Learning outcomes of the course unit
The course is aimed at developing the knowledge and critical use of computational tools for the characterization of molecular properties.
Chemical Physics II
Course contents summary
THE MOLECULA CONFORMATION: EMPIRICAL METHODS
Empirical force fields for the computation of vibrational frequencies. Molecular Mechanics (MM): force fields for the determination of molecular geometry and conformation. Molecular dynamics based on MM methods.

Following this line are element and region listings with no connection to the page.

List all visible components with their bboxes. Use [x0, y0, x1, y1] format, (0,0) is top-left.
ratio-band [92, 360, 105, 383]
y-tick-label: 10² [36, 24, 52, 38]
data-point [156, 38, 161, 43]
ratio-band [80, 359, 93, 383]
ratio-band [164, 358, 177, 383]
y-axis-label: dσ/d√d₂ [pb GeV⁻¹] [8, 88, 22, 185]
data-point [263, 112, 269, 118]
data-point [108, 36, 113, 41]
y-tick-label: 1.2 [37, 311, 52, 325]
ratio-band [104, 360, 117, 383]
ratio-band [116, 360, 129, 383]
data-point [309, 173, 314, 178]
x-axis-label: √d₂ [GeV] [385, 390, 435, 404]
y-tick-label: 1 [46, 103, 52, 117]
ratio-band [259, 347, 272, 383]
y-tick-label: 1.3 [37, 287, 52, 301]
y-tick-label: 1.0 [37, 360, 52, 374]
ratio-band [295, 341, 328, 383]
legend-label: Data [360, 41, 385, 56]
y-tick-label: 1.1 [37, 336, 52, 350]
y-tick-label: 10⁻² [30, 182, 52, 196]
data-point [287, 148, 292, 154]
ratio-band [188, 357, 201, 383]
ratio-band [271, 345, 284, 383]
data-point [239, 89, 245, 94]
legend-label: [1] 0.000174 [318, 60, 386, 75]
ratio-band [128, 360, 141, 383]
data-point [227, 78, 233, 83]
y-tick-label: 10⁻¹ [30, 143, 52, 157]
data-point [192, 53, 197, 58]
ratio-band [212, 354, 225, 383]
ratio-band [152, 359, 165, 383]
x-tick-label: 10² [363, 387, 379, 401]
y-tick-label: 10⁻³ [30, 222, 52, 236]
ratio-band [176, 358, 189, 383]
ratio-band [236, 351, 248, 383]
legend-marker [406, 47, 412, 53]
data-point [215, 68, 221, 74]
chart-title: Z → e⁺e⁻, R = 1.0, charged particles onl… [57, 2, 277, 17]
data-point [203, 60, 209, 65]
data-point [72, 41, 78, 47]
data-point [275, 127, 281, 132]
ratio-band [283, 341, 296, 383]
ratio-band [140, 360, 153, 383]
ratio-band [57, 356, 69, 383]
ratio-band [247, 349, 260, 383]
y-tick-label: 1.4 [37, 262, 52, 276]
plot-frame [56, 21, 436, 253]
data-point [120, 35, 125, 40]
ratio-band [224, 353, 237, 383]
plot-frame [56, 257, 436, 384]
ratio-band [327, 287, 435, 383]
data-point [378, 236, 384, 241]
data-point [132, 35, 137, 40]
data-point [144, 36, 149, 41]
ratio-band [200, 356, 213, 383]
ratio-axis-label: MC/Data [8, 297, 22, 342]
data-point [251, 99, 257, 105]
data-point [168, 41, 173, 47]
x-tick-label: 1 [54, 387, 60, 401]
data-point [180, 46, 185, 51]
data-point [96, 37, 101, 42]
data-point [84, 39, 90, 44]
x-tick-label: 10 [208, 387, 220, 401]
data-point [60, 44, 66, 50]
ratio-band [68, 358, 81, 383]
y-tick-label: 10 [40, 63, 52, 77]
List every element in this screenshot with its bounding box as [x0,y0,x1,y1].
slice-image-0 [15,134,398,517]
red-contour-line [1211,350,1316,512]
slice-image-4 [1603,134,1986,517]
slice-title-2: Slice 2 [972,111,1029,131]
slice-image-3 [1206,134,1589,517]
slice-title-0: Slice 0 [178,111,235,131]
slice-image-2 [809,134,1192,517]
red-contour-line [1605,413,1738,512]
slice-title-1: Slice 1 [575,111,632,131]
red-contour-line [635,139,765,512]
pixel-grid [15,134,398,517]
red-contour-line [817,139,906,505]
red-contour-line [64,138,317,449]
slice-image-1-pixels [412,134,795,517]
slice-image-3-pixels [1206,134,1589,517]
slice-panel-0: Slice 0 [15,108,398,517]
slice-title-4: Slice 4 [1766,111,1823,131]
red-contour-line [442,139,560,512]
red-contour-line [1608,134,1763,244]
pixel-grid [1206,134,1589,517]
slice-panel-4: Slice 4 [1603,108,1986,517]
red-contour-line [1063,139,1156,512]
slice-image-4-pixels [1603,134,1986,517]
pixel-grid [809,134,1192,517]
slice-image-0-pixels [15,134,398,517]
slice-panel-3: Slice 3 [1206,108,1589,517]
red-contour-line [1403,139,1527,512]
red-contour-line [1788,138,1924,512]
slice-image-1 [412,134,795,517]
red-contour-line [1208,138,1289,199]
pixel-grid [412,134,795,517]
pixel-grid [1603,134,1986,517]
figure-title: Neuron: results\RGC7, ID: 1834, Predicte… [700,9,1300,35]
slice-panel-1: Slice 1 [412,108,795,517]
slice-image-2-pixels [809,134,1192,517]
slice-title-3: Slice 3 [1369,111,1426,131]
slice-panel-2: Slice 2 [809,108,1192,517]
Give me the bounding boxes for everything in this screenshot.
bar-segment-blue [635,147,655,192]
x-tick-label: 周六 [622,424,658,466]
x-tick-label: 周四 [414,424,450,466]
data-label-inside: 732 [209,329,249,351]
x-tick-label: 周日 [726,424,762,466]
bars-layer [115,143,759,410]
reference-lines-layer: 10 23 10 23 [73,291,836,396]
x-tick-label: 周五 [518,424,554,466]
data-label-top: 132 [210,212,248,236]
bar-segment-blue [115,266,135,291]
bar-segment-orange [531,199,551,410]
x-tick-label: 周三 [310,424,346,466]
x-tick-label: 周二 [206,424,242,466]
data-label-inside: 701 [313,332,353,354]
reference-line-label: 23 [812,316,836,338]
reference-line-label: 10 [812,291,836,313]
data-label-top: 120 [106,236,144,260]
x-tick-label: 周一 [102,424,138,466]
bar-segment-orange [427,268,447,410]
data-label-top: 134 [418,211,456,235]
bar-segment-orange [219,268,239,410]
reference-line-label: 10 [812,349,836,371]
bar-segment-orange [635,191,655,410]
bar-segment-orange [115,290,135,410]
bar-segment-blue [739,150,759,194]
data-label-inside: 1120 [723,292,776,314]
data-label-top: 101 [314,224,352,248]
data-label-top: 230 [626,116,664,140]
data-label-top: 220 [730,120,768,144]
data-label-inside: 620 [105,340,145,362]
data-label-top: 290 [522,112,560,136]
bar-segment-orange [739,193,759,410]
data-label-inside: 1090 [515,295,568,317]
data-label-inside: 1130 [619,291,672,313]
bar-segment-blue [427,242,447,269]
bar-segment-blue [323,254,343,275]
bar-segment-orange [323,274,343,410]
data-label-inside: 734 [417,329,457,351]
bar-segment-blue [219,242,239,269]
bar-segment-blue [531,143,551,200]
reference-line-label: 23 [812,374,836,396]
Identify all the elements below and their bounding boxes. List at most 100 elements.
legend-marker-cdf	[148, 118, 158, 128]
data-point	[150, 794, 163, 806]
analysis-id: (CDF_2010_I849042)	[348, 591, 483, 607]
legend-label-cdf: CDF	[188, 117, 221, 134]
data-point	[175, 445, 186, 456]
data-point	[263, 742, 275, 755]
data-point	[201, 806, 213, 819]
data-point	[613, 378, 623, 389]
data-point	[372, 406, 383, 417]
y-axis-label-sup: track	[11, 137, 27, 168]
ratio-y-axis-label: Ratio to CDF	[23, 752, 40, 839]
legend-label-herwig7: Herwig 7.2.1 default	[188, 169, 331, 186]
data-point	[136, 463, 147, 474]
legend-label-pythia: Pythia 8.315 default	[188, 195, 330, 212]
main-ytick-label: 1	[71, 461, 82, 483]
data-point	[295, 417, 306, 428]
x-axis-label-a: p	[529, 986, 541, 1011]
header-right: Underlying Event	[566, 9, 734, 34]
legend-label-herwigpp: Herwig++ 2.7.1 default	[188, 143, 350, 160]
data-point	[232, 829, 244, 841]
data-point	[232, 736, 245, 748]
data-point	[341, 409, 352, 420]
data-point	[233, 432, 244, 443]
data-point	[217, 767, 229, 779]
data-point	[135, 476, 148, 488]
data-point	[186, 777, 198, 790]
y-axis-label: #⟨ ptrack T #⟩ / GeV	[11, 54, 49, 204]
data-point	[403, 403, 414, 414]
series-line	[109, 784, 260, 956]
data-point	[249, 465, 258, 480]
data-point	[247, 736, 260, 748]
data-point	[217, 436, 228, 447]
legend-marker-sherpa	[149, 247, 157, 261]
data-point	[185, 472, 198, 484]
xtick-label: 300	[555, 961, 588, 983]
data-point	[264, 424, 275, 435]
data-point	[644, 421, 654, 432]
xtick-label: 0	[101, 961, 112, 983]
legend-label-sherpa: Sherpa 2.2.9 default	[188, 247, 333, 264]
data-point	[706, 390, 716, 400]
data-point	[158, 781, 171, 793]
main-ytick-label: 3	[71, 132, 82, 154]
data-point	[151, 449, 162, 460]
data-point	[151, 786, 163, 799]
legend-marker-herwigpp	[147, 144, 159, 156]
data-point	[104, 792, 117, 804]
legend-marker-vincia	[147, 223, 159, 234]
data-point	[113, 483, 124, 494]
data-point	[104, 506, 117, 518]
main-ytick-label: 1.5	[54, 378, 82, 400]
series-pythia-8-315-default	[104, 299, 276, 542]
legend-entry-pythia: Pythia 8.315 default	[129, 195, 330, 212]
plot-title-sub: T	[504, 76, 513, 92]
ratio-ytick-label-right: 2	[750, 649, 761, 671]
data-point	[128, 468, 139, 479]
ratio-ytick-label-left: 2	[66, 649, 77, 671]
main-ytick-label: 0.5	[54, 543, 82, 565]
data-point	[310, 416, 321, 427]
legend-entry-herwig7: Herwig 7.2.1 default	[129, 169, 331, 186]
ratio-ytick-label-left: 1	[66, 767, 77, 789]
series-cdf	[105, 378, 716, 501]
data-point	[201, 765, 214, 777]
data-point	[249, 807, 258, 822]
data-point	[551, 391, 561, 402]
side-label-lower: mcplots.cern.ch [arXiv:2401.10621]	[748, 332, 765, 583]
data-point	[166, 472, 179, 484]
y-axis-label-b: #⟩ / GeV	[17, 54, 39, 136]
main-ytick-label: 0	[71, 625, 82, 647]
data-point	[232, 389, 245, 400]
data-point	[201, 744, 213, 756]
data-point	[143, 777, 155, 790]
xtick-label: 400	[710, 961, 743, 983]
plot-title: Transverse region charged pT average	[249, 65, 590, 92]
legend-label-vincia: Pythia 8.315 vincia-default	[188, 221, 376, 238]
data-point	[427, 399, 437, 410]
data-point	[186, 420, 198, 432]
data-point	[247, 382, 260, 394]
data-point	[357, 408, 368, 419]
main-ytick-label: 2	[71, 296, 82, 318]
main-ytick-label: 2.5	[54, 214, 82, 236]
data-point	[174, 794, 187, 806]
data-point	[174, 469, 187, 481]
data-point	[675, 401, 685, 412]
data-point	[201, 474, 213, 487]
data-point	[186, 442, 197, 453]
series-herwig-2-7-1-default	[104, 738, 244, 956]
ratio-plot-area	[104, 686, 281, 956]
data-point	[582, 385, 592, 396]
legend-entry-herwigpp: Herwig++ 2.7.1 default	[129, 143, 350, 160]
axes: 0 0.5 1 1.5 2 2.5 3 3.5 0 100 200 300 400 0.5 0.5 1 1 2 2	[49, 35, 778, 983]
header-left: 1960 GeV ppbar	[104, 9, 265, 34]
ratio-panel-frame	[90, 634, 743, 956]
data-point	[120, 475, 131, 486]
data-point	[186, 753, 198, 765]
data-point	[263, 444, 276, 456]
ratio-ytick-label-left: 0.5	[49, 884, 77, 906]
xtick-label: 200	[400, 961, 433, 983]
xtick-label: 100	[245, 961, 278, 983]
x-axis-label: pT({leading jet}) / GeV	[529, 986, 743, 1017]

COMPUTATION OF THE MOLECULAR ELECTRONIC STRUCTURE: SEMIEMPIRICAL METHODS
pI-conjugated molecules: beyond the Hückel method. Organic molecules: methods disregarding the ''differential overlap'' (CNDO, INDO, AMI1...). Complex molecules and molecla solids: the extended Hückel method.
COMPUTATION OF THE MOLECULAR ELECTRONIC STRUCTURE: AB INITIO METHODS
The self-consistent Hatree-Fock method. Basis set. Electron correlation: Configuration interaction (CI), Moeller-Plesset (MP) and Coupled Cluster (CC) methods. Valence Bond and generalized Valence Bond. Density Functional Theory (DFT).
J.M. Goodman "Chemical application of molecular modeling" (Royal Society of Chemistry, 1998)
F. Jensen "An introduction to computational Chemistry" (Wiley, 1998)
After a short theoretical introduction to the various types of computational methods, the student will be guided to the practical uses of programs at the computer. The evaluaton is based on a written report illustrating the application of the computational methods to a specific example.